Aufgrund ihrer vielleicht radikaleren Ausdrucksformen werden sie von einem Teil der Gesellschaft als Apologeten oder Polizisten einer einzigen gültigen Moral bezeichnet.

Die „Cancel-Kultur“ beispielsweise ist eines der Elemente, die die Argumente dieser Kritik befeuern, die sich übrigens auch mit extremistischen Zügen manifestiert.

Als wäre es ein allgemeines globales Symptom, geschieht heute in Argentinien etwas Ähnliches.

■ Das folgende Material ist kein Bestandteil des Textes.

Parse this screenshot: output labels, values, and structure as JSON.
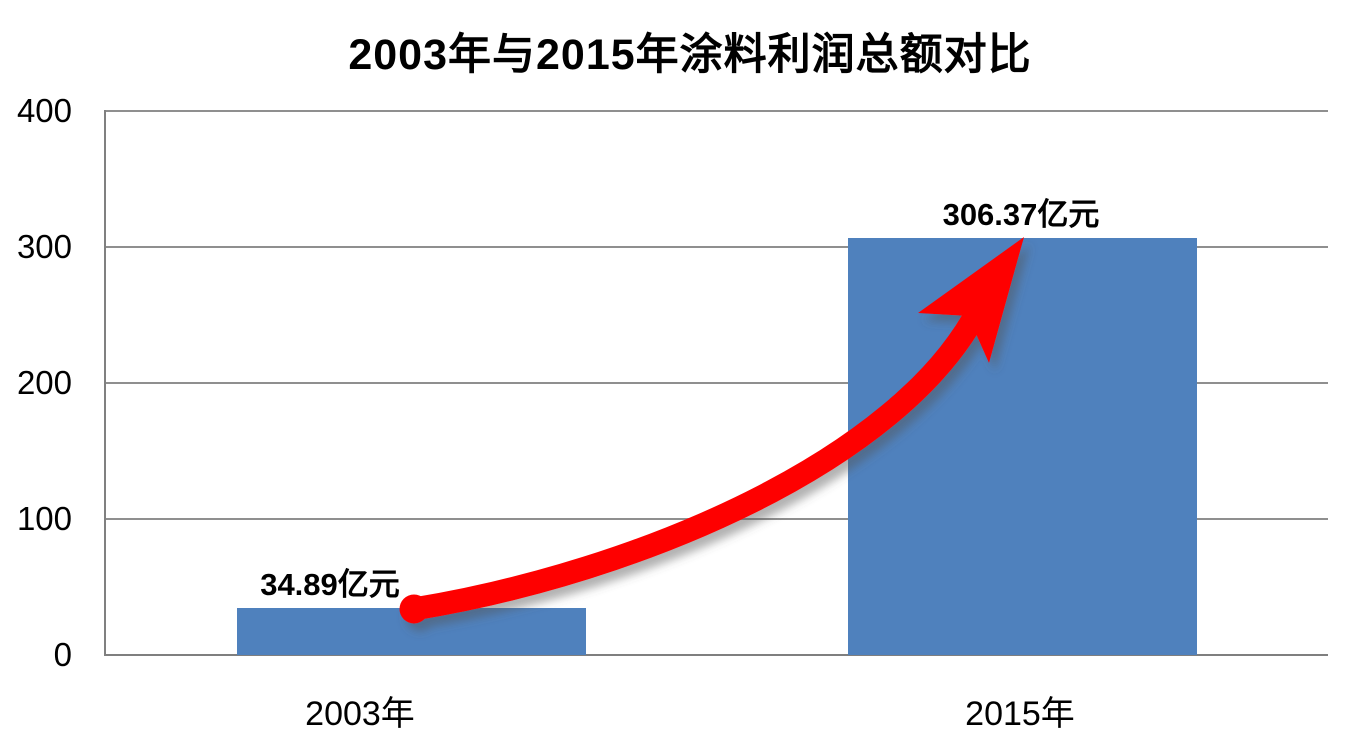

Obwohl es nicht ausschließlich der Regierung von vorbehalten ist Javier Milei, es ist offensichtlich, dass sein Banner des diskursiven Streits auf der Identifizierung dieses quasi einzigartigen Feindes basiert.

Wie real diese (anti-)ideologische Diagnose ist und wie schädlich sie für die Gesellschaft ist, ist eine notwendige Frage, die eine ausführlichere Behandlung verdient. Nicht, weil es keine Fakten oder Gründe dafür gibt, bestimmte Handlungen als freiheitshemmend oder einschränkend zu definieren, sondern denn die Anschuldigung enthält ein zugrunde liegendes Gerüst, das im Hinblick auf Macht und die Konstruktion von Werten und Bedeutungen gespielt wird.

Offensichtlich ist das, was über ihre politische Ideologie hinaus die Moral mancher Sektoren verletzt, sei es, die öffentliche Meinung zu verbieten, zu beschuldigen oder zu skandalisieren, nichts anderes als das akribische Spiel, das am kleinen Tisch derjenigen definiert wird, die im Allgemeinen die Fäden bewegen der Geschichte der Gesellschaften und damit des sozialen Imaginären, das demokratische Institutionen trägt.